# 02 — The Four Technical Pillars: Real Implementations

> **Purpose:** Implement the four critical RL training techniques as real, runnable code. Each technique is a modular function you can plug into any training loop.

**Prerequisites:** This notebook builds on `01_rl_training_loop_foundations.ipynb`. We reuse the TinyLM model.

---

In [1]:
import torch
import torch.nn as nn
import torch.nn.functional as F
from torch.distributions import Categorical
import numpy as np

torch.manual_seed(42)
np.random.seed(42)
device = 'cuda' if torch.cuda.is_available() else 'cpu'
print(f"Device: {device}")

Device: cpu


## Setup: TinyLM from Section 01

A minimal language model for teaching purposes.

In [2]:
class TinyLM(nn.Module):
    """Minimal language model for RL experiments."""
    def __init__(self, vocab_size=100, hidden_size=64, num_layers=2):
        super().__init__()
        self.embed = nn.Embedding(vocab_size, hidden_size)
        self.rnn = nn.GRU(hidden_size, hidden_size, num_layers, batch_first=True)
        self.head = nn.Linear(hidden_size, vocab_size)
        self.vocab_size = vocab_size
    
    def forward(self, x):
        h = self.embed(x)
        h, _ = self.rnn(h)
        return self.head(h)
    
    def generate(self, prompt, max_len=20, temperature=1.0):
        """Generate tokens autoregressively."""
        self.eval()
        tokens = prompt.clone()
        log_probs = []
        
        with torch.no_grad():
            for _ in range(max_len):
                logits = self(tokens)[:, -1, :] / temperature
                dist = Categorical(logits=logits)
                next_token = dist.sample()
                log_probs.append(dist.log_prob(next_token))
                tokens = torch.cat([tokens, next_token.unsqueeze(1)], dim=1)
        
        return tokens, torch.stack(log_probs, dim=1)

# Instantiate
model = TinyLM().to(device)
print(f"Parameters: {sum(p.numel() for p in model.parameters()):,}")

Parameters: 62,820


## 1. Advantage Normalization: Three Real Implementations

Each function takes rewards and returns normalized advantages.

In [None]:
def normalize_grpo_local(rewards, group_size):
    """
    GRPO-style local normalization.
    Normalizes within each prompt's group of responses.
    
    Args:
        rewards: Tensor of shape (batch_size,) - reward per response
        group_size: int - number of responses per prompt (K)
    
    Returns:
        advantages: Tensor of shape (batch_size,)
    """
    batch_size = rewards.shape[0]
    num_groups = batch_size // group_size
    eps = 1e-8
    
    # Reshape to (num_groups, group_size)
    grouped = rewards.view(num_groups, group_size)
    
    # Compute per-group statistics
    group_mean = grouped.mean(dim=1, keepdim=True)  # (num_groups, 1)
    group_std = grouped.std(dim=1, keepdim=True)    # (num_groups, 1)
    
    # Normalize within each group
    advantages = (grouped - group_mean) / (group_std + eps)
    
    return advantages.view(batch_size)


def normalize_global(rewards):
    """
    REINFORCE++-style global normalization.
    Uses batch-level mean and std.
    
    Args:
        rewards: Tensor of shape (batch_size,)
    
    Returns:
        advantages: Tensor of shape (batch_size,)
    """
    eps = 1e-8
    batch_mean = rewards.mean()
    batch_std = rewards.std()
    
    return (rewards - batch_mean) / (batch_std + eps)

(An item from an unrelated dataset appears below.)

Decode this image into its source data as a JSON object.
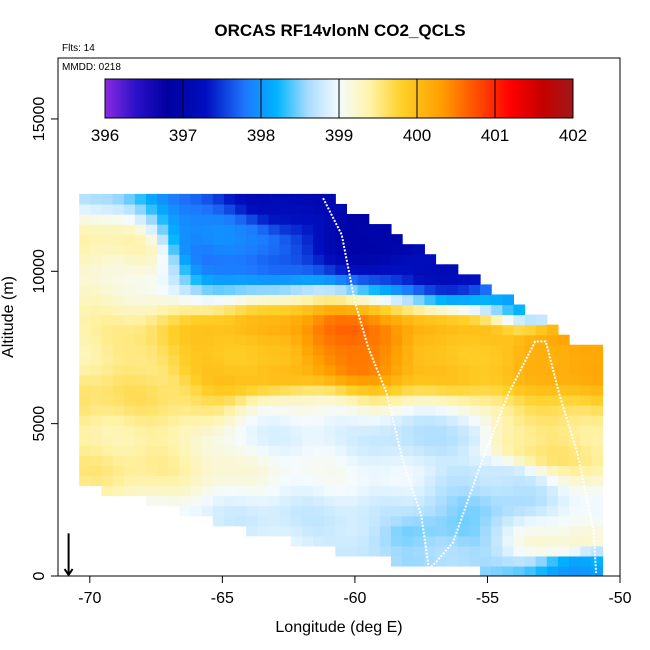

def normalize_hybrid(rewards, group_size):
    """
    Hybrid normalization: local mean + global std.
    The production-recommended approach.
    
    Args:
        rewards: Tensor of shape (batch_size,)
        group_size: int - number of responses per prompt (K)
    
    Returns:
        advantages: Tensor of shape (batch_size,)
    """
    batch_size = rewards.shape[0]
    num_groups = batch_size // group_size
    eps = 1e-8
    
    # Global std (stable, never near zero)
    batch_std = rewards.std()
    
    # Reshape to (num_groups, group_size)
    grouped = rewards.view(num_groups, group_size)
    
    # Local mean (preserves intra-prompt competition)
    group_mean = grouped.mean(dim=1, keepdim=True)
    
    # Hybrid: local mean, global std
    advantages = (grouped - group_mean) / (batch_std + eps)
    
    return advantages.view(batch_size)

In [4]:
# TEST: Compare normalization strategies on easy data (gradient explosion case)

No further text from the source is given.